Les forestier∙es du SNUPFEN ont participé à visibiliser les problématiques forestières, en forêts publiques notamment. Depuis 50 ans, le monde industriel exerce une pression constante sur les politiques forestières, et influe sur une orientation d’industrialisation des forêts. Leur but est simple : le profit à court terme, même aux dépens de la survie des forêts. A coups de plans de relance non réfléchis et d’artificialisation des peuplements forestiers, les dirigeants forcent les forestier∙es à couper plus et à renier leur vocation de protecteur et protectrice d’un bien commun à tous les citoyens et citoyennes. Au travers des balades menées dans la forêt toute proche du camp, sous les drones espions qui tentaient de nous localiser, nous avons partagé nos visions de la forêt d’aujourd’hui, les craintes et les colères de chacun∙e devant l’évidente opposition entre le court-termisme financier et le long terme des équilibres forestiers.
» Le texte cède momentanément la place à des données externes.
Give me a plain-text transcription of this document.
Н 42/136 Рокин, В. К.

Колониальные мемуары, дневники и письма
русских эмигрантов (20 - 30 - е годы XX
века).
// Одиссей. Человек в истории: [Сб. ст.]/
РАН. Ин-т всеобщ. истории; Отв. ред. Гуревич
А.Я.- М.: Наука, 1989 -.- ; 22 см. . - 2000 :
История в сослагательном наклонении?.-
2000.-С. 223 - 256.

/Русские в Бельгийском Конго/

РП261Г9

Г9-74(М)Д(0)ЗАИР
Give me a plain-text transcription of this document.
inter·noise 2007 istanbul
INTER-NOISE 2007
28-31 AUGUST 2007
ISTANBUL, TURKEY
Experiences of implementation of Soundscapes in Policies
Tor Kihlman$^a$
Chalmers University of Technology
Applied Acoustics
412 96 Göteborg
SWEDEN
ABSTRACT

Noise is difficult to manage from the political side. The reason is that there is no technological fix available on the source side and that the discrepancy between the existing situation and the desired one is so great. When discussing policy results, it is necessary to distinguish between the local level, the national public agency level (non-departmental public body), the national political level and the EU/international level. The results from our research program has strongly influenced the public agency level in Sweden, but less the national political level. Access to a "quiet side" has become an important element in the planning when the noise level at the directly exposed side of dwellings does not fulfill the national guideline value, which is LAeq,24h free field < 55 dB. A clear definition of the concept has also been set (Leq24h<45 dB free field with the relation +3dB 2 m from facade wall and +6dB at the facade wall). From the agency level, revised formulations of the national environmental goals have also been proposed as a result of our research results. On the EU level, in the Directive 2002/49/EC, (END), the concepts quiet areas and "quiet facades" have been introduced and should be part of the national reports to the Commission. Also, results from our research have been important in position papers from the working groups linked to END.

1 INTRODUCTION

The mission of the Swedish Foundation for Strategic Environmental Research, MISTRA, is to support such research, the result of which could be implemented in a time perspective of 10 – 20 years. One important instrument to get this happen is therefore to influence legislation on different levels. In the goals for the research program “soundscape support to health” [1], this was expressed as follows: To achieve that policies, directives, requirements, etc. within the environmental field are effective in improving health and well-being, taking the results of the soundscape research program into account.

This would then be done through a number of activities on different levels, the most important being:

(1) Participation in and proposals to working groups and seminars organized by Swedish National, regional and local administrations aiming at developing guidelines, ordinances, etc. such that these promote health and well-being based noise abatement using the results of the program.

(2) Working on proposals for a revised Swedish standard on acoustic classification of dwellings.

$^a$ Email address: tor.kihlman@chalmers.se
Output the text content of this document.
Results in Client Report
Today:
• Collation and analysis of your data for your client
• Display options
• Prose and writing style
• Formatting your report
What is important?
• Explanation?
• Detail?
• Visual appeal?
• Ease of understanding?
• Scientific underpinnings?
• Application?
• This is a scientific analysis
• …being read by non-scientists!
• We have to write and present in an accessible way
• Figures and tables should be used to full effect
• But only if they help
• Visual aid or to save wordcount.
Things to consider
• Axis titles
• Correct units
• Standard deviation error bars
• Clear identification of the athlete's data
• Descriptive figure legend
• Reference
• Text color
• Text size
Humilité et patience : ces deux mantras guident le/la forestier∙e dans ses décisions sylvicoles. Nous avons abordé les différentes alternatives possibles pour aider la résistance des forêts aux effets des changements globaux. Résister, c’est aussi le combat des forestier∙es face aux injonctions contradictoires. Nous avons partagé, au long des sentiers de la forêt, les espoirs qui naissent des luttes communes. Nous avons dénoncé et déconstruit les discours pseudo-scientifiques manipulatoires. Nous avons tissé des liens de solidarité dans les luttes, pour devenir aussi résistant∙es que nos forêts.
Parmi les exemples d’initiatives de solidarité, a été abordé celui de la syndicalisation des salarié∙es agricoles (ouvriers et ouvrières, saisonniers et saisonnières, avec ou sans papiers …), avec l’exemple d’un Syndicat SUD en cours de création dans le Vaucluse ou du Collectif de défense des travailleur∙euses étranger∙es dans l’agriculture (CODETRAS [3]). Deux ateliers avaient pour thème une expérimentation de sécurité sociale de l’alimentation dans le Vaucluse. Si l’Union départementale Solidaires et ses structures membres n’avaient pas été présentes, la pertinence de l’outil syndical, avec une perspective de transformation sociale, internationaliste, unitaire et démocratique, dédié aux salarié∙es ou aux privé∙es d’emploi, n’aurait pas été abordée dans les ateliers. Pourtant, les participantes et participants formaient bien un public directement concerné par cet outil, pour se défendre, se former, s’organiser etc., et peut-être démultiplier les effets de leurs engagements.
Et CIGEO ?
Les rencontres se sont tenues dans le secteur menacé par le projet CIGEO d’enfouissement des déchets les plus radioactifs. Pour l’instant, ce projet n’est pas autorisé. D’immenses chantiers d’infrastructure sont cependant annoncés, des centaines d’hectares de terres agricoles et de forêts ont d’ores et déjà été achetées par l’Agence nationale pour la gestion des déchets radioactifs, et des expropriations pourraient suivre.
Et si vous veniez vous installer par ici ?
⬛ Yannick Baraban, John Doutre
[1] Centre industriel de stockage géologique (pour déchets radioactifs).
[2] Syndicat national unifié des personnels des forêts et de l’espace naturel et Syndicat meusien des agents territoriaux SUD Collectivités territoriales.